Al Qaîda est-il respectable ? Non selon G. Chaliand. Ils veulent déstabiliser le système/monde occidental. Mais les « idéologies et les convictions ne se bombardent pas » selon lui. L’Afrique subsaharienne est-elle une terre prospère de l’Islamisme et du Djihadisme? Oui. Où sont les écoles, les établissements de soins, les signes tangibles du développement, dans ces territoires, parties d’états ex-colonisés ? Beaucoup de pays se sont sortis de la misère après la décolonisation (Vietnam, la Corée du Sud, Inde, et même la Chine). Mais d’autres geignent, se plaignent ne font rien. Les islamistes ne travaillent pas (sic), ils font la guerre…[des propos qui n’engagent, à mon sens, que le conférencier car ils me semblent contestatbles]
Questions :
- Daech impliqué dans la Cyberguerre ? Non, les américains, chinois, russes qui espionnent n’ont pas à se soucier de ce côté-là.
- Buts de guerre de la France ? Des occidentaux ? Se débarrasser de Bachar el-Assad puis de Daech, une politique d’adaptation, mais pas de vision à long terme.
- Incidence du conflit israélo- palestinien ici ? Rien à voir. Ce n’est pas le sujet.
- La Tunisie ? Elle ne doit pas tomber dans le panneau islamiste. Mais les opinions occidentales ne veulent plus faire la guerre. Cela coûte beaucoup trop cher et on en a plus les moyens.
- Qui finance Daech ? L’Arabie Saoudite et surtout des fonds privés. Les guerres d’agression sont contraires aux lois de l’Islam. L’Arabie Saoudite déteste les frères musulmans, l’Égypte, le Qatar et les Turcs aussi.
- Position de la Chine de l’Inde face à Daech? Ils voient d’un très mauvais œil l’islamisme et son expansion (Pb des Ouighours en Chine, 150 millions de musulmans en Inde). Mais ils n’agissent pas de concert avec les occidentaux.
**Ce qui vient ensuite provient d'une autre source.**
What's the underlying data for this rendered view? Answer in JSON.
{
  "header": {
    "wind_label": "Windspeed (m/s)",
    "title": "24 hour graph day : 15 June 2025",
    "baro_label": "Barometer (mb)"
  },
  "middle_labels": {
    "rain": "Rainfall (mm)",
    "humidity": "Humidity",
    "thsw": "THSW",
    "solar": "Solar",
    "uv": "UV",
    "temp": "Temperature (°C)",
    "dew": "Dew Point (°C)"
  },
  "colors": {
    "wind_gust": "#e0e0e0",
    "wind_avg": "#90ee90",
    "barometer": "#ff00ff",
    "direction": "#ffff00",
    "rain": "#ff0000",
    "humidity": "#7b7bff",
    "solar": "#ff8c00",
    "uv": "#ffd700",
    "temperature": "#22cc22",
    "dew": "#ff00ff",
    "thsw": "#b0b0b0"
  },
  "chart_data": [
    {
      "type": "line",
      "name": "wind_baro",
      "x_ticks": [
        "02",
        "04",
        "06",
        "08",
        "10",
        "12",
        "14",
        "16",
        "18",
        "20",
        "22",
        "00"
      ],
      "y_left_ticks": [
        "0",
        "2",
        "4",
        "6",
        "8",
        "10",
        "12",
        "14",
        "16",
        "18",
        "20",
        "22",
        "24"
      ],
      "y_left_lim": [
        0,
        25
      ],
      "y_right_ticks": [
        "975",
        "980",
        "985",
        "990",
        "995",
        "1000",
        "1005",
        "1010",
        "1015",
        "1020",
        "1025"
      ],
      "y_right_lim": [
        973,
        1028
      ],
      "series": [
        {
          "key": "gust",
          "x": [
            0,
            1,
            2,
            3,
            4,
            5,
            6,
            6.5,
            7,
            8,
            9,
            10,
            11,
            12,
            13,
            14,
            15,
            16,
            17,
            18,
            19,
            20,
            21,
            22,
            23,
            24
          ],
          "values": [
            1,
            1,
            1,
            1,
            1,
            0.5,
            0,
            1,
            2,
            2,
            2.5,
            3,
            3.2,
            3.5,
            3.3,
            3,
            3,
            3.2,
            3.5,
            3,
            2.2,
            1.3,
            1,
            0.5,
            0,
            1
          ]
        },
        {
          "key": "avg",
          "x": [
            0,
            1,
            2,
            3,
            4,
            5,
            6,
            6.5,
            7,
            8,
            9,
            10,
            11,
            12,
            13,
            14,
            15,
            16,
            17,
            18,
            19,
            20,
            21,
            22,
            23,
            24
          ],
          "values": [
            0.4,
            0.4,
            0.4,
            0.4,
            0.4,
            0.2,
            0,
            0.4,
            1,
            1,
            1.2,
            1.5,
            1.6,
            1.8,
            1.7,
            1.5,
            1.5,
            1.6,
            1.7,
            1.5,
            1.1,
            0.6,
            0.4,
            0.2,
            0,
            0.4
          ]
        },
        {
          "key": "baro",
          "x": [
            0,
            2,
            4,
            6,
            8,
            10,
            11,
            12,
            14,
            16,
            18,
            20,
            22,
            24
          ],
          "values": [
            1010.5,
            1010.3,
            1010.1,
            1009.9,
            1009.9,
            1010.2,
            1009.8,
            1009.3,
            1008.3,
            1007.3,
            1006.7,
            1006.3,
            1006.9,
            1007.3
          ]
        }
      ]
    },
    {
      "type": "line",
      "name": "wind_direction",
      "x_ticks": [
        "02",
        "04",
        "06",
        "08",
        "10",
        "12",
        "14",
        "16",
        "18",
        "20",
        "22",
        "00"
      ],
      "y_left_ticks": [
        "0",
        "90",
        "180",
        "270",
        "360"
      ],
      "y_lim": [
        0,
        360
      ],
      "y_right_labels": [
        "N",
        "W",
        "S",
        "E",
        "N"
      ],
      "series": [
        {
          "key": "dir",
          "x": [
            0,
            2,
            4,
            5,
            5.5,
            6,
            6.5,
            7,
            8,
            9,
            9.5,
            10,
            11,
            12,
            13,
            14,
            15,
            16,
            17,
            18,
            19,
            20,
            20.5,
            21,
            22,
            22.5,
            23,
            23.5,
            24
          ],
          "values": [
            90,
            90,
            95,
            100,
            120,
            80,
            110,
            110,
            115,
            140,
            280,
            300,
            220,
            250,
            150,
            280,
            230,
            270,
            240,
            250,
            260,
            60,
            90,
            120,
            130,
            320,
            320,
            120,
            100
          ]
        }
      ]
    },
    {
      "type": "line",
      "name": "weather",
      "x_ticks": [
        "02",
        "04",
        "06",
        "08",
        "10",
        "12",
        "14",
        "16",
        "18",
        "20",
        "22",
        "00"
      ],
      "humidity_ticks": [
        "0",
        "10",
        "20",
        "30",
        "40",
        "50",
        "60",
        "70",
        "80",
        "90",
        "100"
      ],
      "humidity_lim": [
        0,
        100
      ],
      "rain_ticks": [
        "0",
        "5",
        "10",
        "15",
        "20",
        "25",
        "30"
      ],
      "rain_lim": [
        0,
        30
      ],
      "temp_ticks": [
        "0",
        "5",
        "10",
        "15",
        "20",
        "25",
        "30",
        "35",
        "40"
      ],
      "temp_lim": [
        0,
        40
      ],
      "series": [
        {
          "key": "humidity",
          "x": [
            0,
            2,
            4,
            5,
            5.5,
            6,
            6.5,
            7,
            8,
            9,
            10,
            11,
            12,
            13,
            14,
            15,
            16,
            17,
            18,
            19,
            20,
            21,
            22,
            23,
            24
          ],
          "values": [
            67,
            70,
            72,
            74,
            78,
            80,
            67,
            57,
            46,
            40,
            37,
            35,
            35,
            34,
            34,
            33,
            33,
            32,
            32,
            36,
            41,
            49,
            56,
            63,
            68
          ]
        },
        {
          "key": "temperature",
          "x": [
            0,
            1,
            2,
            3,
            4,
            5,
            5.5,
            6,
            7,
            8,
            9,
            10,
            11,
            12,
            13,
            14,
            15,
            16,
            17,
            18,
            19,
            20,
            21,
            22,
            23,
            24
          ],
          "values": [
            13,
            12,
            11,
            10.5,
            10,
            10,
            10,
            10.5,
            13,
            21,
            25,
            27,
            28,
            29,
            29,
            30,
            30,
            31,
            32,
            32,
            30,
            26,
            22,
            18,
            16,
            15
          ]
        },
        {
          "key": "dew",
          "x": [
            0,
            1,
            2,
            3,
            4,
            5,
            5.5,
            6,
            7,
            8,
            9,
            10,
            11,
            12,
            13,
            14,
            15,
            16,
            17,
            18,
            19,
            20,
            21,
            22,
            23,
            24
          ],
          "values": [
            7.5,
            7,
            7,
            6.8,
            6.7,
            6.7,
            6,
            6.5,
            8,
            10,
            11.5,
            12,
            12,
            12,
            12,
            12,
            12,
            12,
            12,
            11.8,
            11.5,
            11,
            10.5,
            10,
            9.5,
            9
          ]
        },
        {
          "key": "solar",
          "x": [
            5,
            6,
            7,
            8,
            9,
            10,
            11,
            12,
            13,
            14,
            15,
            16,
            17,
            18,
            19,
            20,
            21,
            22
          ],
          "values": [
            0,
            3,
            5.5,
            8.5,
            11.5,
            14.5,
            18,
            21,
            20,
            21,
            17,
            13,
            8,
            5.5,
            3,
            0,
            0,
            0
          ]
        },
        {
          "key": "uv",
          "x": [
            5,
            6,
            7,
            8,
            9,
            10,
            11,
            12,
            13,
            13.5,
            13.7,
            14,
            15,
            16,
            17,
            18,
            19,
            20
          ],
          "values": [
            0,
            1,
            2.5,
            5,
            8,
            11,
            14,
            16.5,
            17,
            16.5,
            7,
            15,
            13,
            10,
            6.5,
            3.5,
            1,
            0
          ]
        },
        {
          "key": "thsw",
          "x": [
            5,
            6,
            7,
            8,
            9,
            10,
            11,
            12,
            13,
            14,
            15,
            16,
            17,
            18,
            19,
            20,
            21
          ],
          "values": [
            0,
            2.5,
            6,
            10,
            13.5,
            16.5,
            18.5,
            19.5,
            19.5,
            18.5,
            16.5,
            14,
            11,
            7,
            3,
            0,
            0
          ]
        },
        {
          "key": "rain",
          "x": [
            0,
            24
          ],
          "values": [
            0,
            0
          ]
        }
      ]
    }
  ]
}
Ils le font en sous-main…
Au total une conférence très intéressante, riche même si beaucoup de ce fut dit était connu d’un public enseignant averti, mais beaucoup moins du grand public. L’austérité (tenue vestimentaire, voile noir en arrière plan, une bouteille d’eau sur la table…) du décor et du conférencier, si elle participe au côté sobre/« noir » de cette intervention ne saurait aujourd’hui s’affranchir de cartes, d’un plan et de visuels permettant aux moins aguerris de cette question de pouvoir suivre, comprendre et prendre leurs notes ! ce qui s’appelle, en d’autres termes plus simplement… de la pédagogie.